Элиза отвечала шёпотом, едким, как царская водка:
— Не говори о ней так. София ни много ни мало — дочь Зимней королевы. Герцогиня Ганноверская!
— Мама родная! И как доктор очутился в такой компании?
— София унаследовала его от деверя.
— Как это? Он раб?
— Он библиотекарь. После смерти деверя София получила библиотеку и доктора в придачу.
— Но ему этого мало — он метит выше, хочет быть библиотекарем императора?
— Сейчас лейпцигский учёный может и не узнать о книге, вышедшей в Майнце, и потому научный мир разобщён — не то что в Англии, где все учёные друг друга знают и принадлежат к одному Обществу.
— Что?! Доктор хочет завести здесь английский обычай?
— Доктор предложил императору издать новый закон, по которому все книгопродавцы на лейпцигской и франкфуртской ярмарках должны будут составлять описание каждой изданной ими книги и отправлять его вместе с одним экземпляром…
— Дай-ка попробую угадать. Доктору?
— Да. И тогда он создаст из них нечто огромное, труднообъяснимое — тут он перешел на латынь, которую я вообще-то не знаю, — частью библиотеку, частью академию, частью машину.
— Машину? — Джеку представилось мельничное колесо, составленное из книг.
Их прервал безудержный гогот из угла гостиной, где доктор сидел на табуретке и читал (как они увидели, встав и подойдя ближе) одну из книг, ненароком залетевших в телегу с багажом.
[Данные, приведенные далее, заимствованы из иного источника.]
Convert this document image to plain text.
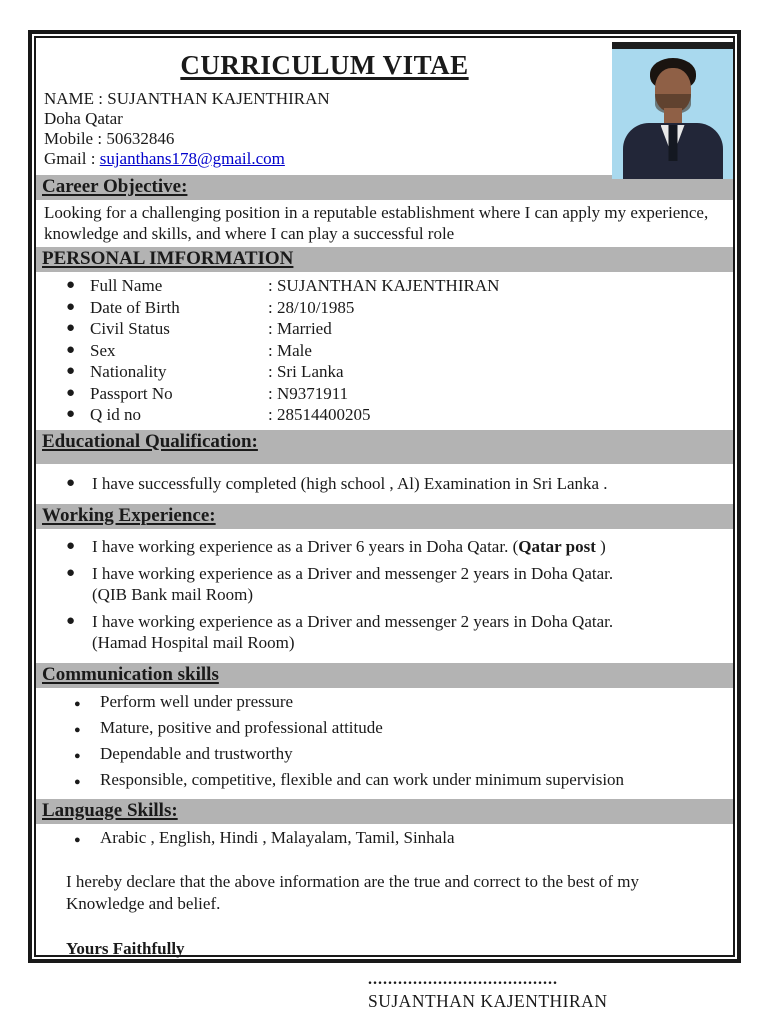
CURRICULUM VITAE
NAME : SUJANTHAN KAJENTHIRAN
Doha Qatar
Mobile : 50632846
Gmail : sujanthans178@gmail.com
Career Objective:
Looking for a challenging position in a reputable establishment where I can apply my experience, knowledge and skills, and where I can play a successful role
PERSONAL IMFORMATION
● Full Name	: SUJANTHAN KAJENTHIRAN
● Date of Birth	: 28/10/1985
● Civil Status	: Married
● Sex	: Male
● Nationality	: Sri Lanka
● Passport No	: N9371911
● Q id no	: 28514400205
Educational Qualification:
● I have successfully completed (high school , Al) Examination in Sri Lanka .
Working Experience:
● I have working experience as a Driver 6 years in Doha Qatar. (Qatar post )
● I have working experience as a Driver and messenger 2 years in Doha Qatar.
(QIB Bank mail Room)
● I have working experience as a Driver and messenger 2 years in Doha Qatar.
(Hamad Hospital mail Room)
Communication skills
●	Perform well under pressure
●	Mature, positive and professional attitude
●	Dependable and trustworthy
●	Responsible, competitive, flexible and can work under minimum supervision
Language Skills:
●	Arabic , English, Hindi , Malayalam, Tamil, Sinhala
I hereby declare that the above information are the true and correct to the best of my Knowledge and belief.
Yours Faithfully
......................................
SUJANTHAN KAJENTHIRAN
Как всегда, их — точнее, Элизино, — движение по комнате приковало взгляды торговцев, чьи глаза практически высунулись из орбит на длинных отростках. Прежде Джека удивляло, теперь просто злило, что другие мужчины тоже видят Элизину красоту: ему чудились в этом некие низкие побуждения, совершенно отличные от его собственных.
— Обожаю романы! — воскликнул доктор. — Их можно понимать, почти не думая.
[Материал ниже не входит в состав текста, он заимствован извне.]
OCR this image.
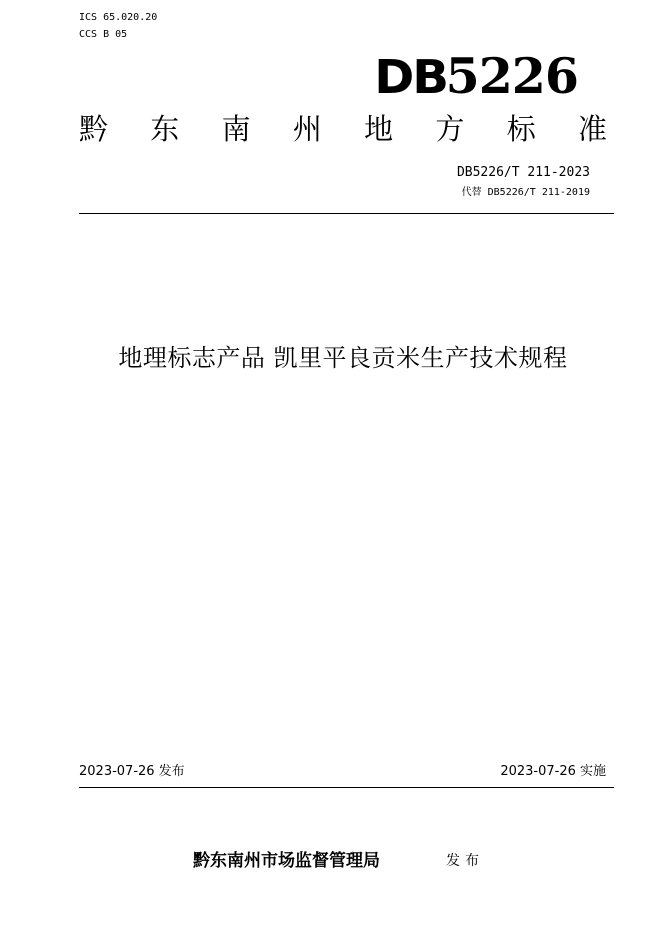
ICS 65.020.20
CCS B 05
DB5226
黔 东 南 州 地 方 标 准
DB5226/T 211-2023
代替 DB5226/T 211-2019
地理标志产品 凯里平良贡米生产技术规程
2023-07-26 发布	2023-07-26 实施
黔东南州市场监督管理局	发布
— А я-то полагала, вы — философ, — заметила Элиза. Очевидно, отношения между ними были уже настолько близкими, что допускали поддразнивание.
— Философствуя, мозг следует природным наклонностям, извлекая разом и удовольствие, и пользу. Следить за чужими философскими построениями — всё равно что идти по горной выработке, пробитой другими людьми: тяжкий труд в холодном и тёмном месте, мучительный, когда хочешь свернуть в одну сторону, а тебя вынуждают идти в другую. А вот это… — поднимая книгу, — можно читать без остановки.